Islands colliding with continents. Land rising up and mountains falling down. Glaciers scouring valleys and volcanoes erupting through the ice. Over the past 200 million years, these processes have created the globally unique landscape of British Columbia’s Sea to Sky Fire & Ice Geopark. But it’s far from over: the area remains the most geologically active in Canada.
From coastal rain forest to the peaks of the Garibaldi Volcanic Belt, from the Cheakamus lava flows to Keyhole Falls, and from the underwater moraine of Porteau Cove to the steaming fumaroles of Mt. Meager, some 60 geosites tell an end-to-end story of ongoing plate tectonics, glaciation, volcanism and collapse. A place where people have not only adapted to a diverse, dramatic and dynamic landscape, but embraced it both for livelihood and recreation.
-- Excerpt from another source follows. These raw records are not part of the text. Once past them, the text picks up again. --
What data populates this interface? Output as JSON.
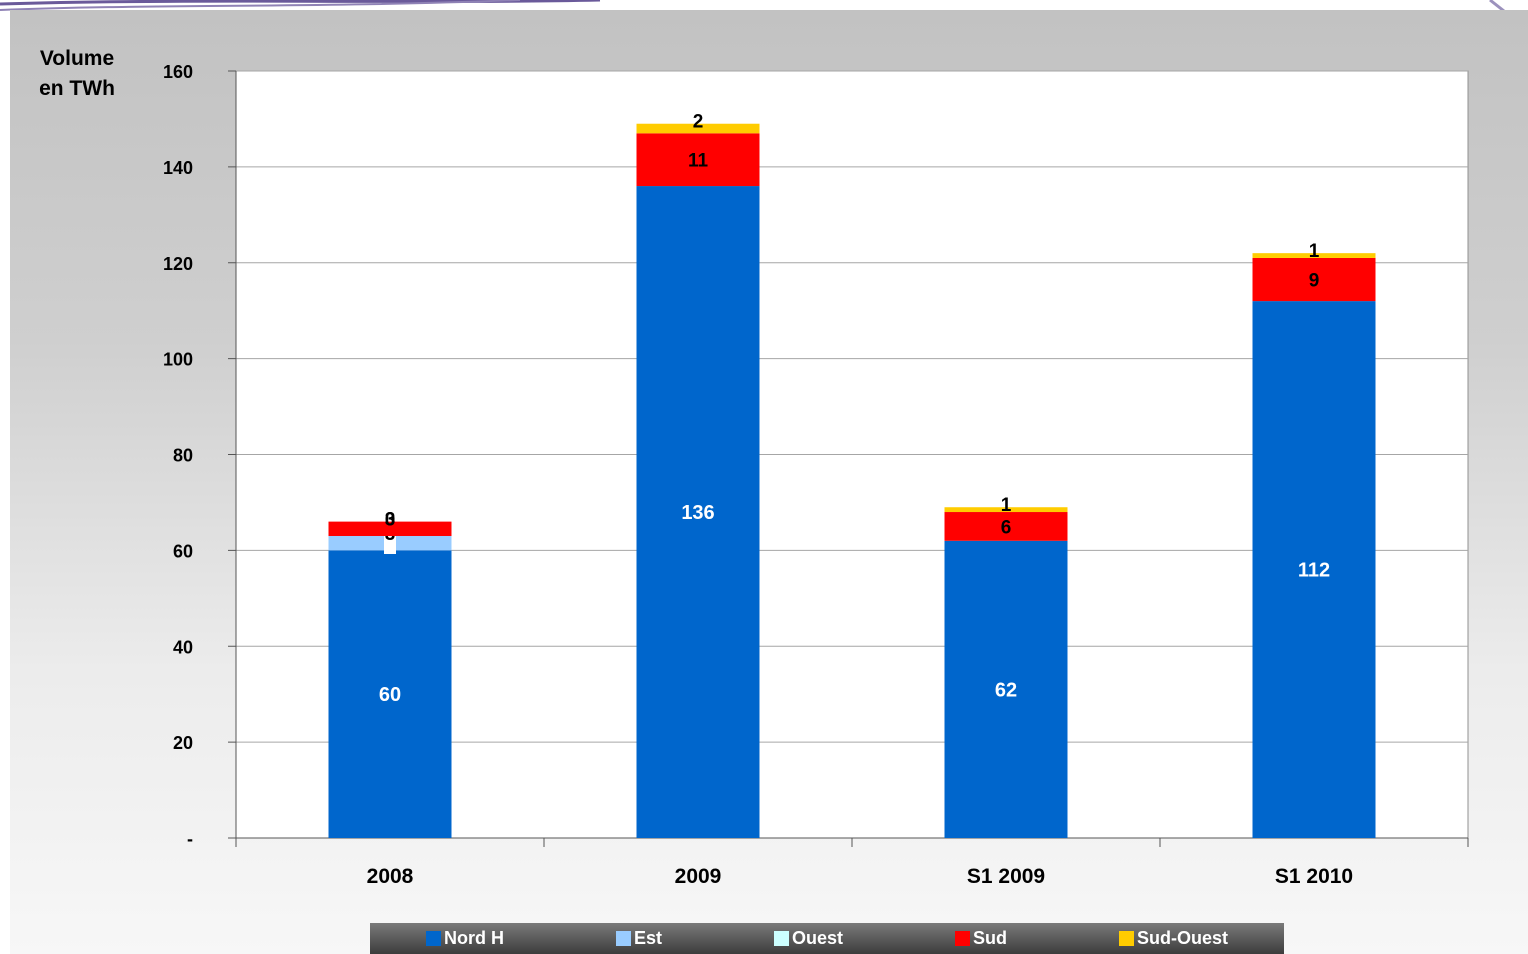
{
  "chart_data": {
    "type": "bar",
    "stacked": true,
    "ylabel": "Volume en TWh",
    "ylabel_lines": [
      "Volume",
      "en TWh"
    ],
    "ylim": [
      0,
      160
    ],
    "yticks": [
      0,
      20,
      40,
      60,
      80,
      100,
      120,
      140,
      160
    ],
    "ytick_labels": [
      "-",
      "20",
      "40",
      "60",
      "80",
      "100",
      "120",
      "140",
      "160"
    ],
    "grid": true,
    "legend_position": "bottom",
    "categories": [
      "2008",
      "2009",
      "S1 2009",
      "S1 2010"
    ],
    "series": [
      {
        "name": "Nord H",
        "color": "#0066cc",
        "label_color": "#ffffff",
        "values": [
          60,
          136,
          62,
          112
        ],
        "labels": [
          "60",
          "136",
          "62",
          "112"
        ]
      },
      {
        "name": "Est",
        "color": "#99ccff",
        "label_color": "#000000",
        "values": [
          3,
          0,
          0,
          0
        ],
        "labels": [
          "3",
          "",
          "",
          ""
        ]
      },
      {
        "name": "Ouest",
        "color": "#ccffff",
        "label_color": "#000000",
        "values": [
          0,
          0,
          0,
          0
        ],
        "labels": [
          "",
          "",
          "",
          ""
        ]
      },
      {
        "name": "Sud",
        "color": "#ff0000",
        "label_color": "#000000",
        "values": [
          3,
          11,
          6,
          9
        ],
        "labels": [
          "3",
          "11",
          "6",
          "9"
        ]
      },
      {
        "name": "Sud-Ouest",
        "color": "#ffcc00",
        "label_color": "#000000",
        "values": [
          0,
          2,
          1,
          1
        ],
        "labels": [
          "0",
          "2",
          "1",
          "1"
        ]
      }
    ]
  }
}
Long before the towns of Squamish, Whistler and Pemberton were situated here, the region was a unique shared territory of the Squamish and Lil’Wat First Nations, its skyline landforms reflecting key cultural origin stories—like the Stawamus Chief, a mythological being transformed to stone, and the Black Tusk, landing place of a supernatural thunderbird.
The Fire & Ice Geopark App offers a passport not only to this intriguing past, but an ever-evolving present.